Lorsque les coachs utilisent la « question miracle », une technique pour envisager un futur différent, ils peuvent également évoquer le changement comme une expérience réelle, du fait de ces aires neuronales communes. La « question miracle » est une technique de thérapie brève de De Shazer qui permet au patient de se projeter dans un futur où le problème n’existe plus.
Ces résultats expliquent la raison pour laquelle l’imagerie mentale peut être très efficace dans le traitement des affections comme la douleur, la peur, la phobie et l’anxiété.
7. Notre cerveau est influencé par des informations inconscientes.

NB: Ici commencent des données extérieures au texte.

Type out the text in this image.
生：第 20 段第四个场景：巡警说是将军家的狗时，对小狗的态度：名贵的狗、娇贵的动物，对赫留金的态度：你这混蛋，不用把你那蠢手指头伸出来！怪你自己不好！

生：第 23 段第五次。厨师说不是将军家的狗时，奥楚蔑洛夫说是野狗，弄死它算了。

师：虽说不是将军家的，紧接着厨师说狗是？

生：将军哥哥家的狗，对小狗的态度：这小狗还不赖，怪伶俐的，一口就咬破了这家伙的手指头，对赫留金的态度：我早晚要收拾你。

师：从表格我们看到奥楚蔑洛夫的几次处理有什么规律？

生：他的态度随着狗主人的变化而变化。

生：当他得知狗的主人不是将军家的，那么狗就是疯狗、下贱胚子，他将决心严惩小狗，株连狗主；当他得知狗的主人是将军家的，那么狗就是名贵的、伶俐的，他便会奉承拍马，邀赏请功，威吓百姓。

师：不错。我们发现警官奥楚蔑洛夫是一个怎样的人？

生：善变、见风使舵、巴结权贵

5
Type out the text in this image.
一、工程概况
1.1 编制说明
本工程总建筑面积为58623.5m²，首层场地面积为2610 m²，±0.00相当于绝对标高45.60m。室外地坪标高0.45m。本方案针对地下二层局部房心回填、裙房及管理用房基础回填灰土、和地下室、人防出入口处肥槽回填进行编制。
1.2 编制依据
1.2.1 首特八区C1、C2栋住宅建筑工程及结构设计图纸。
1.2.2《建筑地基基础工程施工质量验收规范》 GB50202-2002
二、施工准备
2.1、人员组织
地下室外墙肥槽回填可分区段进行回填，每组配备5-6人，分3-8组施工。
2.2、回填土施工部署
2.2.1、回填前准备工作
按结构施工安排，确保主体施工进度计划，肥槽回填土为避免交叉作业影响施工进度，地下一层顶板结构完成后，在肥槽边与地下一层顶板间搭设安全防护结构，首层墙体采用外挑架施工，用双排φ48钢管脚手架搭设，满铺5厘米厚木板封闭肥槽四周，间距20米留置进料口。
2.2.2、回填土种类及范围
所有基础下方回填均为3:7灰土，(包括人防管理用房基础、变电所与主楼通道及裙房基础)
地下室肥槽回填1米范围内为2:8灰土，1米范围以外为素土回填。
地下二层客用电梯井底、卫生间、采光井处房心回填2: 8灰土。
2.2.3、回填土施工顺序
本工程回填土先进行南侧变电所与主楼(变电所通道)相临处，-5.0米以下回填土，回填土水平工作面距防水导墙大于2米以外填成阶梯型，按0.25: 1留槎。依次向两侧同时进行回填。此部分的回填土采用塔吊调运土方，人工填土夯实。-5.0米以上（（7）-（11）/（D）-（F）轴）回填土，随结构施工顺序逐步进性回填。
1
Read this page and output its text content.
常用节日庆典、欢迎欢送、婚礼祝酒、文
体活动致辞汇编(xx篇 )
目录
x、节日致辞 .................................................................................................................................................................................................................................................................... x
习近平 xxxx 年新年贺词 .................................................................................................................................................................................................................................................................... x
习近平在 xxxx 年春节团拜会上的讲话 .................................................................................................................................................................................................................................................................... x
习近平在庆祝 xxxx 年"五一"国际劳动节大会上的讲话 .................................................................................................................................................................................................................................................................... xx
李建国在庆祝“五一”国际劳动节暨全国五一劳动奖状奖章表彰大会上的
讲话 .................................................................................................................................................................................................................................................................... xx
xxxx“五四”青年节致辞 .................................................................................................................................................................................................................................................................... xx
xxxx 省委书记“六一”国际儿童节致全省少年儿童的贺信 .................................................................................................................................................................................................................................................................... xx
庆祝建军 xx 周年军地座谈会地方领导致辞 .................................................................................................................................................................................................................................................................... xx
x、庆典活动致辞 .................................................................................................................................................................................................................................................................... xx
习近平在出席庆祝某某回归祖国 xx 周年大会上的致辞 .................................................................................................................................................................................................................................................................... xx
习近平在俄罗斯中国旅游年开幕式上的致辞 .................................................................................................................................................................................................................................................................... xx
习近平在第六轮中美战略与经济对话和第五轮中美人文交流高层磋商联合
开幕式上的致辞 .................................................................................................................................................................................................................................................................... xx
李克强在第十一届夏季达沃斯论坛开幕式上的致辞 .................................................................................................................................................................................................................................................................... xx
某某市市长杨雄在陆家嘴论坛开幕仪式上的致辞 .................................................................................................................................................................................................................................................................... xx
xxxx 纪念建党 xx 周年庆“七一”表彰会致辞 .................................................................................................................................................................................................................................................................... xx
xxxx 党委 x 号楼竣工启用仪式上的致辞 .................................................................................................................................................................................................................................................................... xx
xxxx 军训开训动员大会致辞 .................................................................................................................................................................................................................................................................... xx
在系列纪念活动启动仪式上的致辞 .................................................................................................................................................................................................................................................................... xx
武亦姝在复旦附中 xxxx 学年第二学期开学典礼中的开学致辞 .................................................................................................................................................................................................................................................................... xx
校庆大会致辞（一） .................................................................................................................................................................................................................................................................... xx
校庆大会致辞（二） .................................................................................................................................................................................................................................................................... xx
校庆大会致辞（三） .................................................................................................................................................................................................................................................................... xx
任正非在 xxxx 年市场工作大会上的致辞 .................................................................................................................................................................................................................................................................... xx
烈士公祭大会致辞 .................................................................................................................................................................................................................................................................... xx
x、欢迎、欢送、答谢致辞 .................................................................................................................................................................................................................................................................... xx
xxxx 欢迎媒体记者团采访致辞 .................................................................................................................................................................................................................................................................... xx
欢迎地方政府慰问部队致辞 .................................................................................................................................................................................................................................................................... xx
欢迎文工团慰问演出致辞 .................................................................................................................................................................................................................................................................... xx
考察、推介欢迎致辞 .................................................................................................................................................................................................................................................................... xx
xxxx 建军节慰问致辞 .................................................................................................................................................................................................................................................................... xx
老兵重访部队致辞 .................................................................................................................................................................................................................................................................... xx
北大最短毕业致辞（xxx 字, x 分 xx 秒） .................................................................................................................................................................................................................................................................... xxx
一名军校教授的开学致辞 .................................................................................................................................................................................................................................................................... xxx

Le cerveau peut traiter les informations non verbales et inconscientes. Par exemple, en observant les mouvements des mains, le comportement du corps et l’expression du visage, on peut conclure qu’une personne est inquiète.
Ces signaux ne sont pas toujours consciemment perçus ni toutes les formes de comportement non verbal interprétables. Cependant, il est possible de réagir à cette perception inconsciente.
Les processus inconscients ont une grande influence sur la pensée, les sentiments et l’action (Merikle & Daneman, 2000). L’expérience préalable à une action peut influencer les choix ultérieurs. Et les informations traitées inconsciemment peuvent également influencer le processus de coaching.